In an editorial note published alongside the study, the NEJM editors call the results “a remarkably high objective response rate.”
‘Release the Hounds’ of the Immune System
"This is a treatment that, rather than targeting cancer cells themselves, targets the immune response, reactivating the T-cells in the neighborhood of the tumor cells," said Dr. Margaret Shipp, one of the study’s authors, in a press release
Using the body’s own immune system to fight cancer is good for two reasons. First, the immune system is very powerful. Second, immunotherapies like nivolumab also generally result in fewer side effects for patients.
“The immediate clinical effects of the results … are clear and are particularly exciting in suggesting a future in which anti–PD-1 therapy will become the foundation for the treatment of Hodgkin lymphoma, possibly sparing patients both short- and long-term toxic effects of combination chemotherapy,” the NEJM editors wrote.
How Does Nivolumab Work?
Nivolumab, like Keytruda, scrambles cancer’s deceptive message — sent along the so-called PD-1 pathway — that tells the immune system it is a friend, not a foe.
To keep the body from over-reacting to minor threats, the immune system features a series of traffic signals.

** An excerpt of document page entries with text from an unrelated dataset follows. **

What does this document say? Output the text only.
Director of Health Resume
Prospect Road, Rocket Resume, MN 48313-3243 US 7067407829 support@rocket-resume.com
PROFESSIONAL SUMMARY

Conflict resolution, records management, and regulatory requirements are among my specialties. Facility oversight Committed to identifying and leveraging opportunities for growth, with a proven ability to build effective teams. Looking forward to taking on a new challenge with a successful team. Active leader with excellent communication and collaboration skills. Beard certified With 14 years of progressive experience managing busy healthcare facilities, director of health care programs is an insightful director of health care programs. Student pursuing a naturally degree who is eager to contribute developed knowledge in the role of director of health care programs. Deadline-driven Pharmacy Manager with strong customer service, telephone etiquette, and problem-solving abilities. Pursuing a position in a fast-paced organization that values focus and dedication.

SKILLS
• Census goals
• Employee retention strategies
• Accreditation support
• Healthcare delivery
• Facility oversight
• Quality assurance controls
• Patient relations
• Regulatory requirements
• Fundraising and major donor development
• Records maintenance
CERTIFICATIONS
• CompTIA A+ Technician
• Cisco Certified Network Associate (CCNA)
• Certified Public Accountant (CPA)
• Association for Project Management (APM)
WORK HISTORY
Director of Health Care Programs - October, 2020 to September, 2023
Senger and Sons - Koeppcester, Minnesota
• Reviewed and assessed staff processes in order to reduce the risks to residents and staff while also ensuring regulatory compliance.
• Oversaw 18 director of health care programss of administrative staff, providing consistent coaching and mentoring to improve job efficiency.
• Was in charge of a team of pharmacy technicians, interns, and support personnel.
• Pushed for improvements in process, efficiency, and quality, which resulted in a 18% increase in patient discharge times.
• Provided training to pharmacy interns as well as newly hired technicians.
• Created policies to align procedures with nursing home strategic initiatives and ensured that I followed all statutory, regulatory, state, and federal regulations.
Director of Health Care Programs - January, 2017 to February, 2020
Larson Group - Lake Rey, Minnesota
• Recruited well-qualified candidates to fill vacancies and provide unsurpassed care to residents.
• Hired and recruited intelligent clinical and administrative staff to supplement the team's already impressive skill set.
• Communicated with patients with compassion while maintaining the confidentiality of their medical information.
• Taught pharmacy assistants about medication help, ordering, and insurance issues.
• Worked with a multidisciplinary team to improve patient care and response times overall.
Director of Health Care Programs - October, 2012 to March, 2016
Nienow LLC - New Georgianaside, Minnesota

A red light tells the system to ease off, and a green light flags more immune responders through.
PD-1, a protein on the surface of immune T-cells, is one of these traffic signals. Cancer cells have developed ways to turn on the red light, stopping the immune system’s response.
Nivolumab robs cancer of this trick. It blocks the message sent by small molecules called ligands, which are abundant in Hodgkin lymphoma.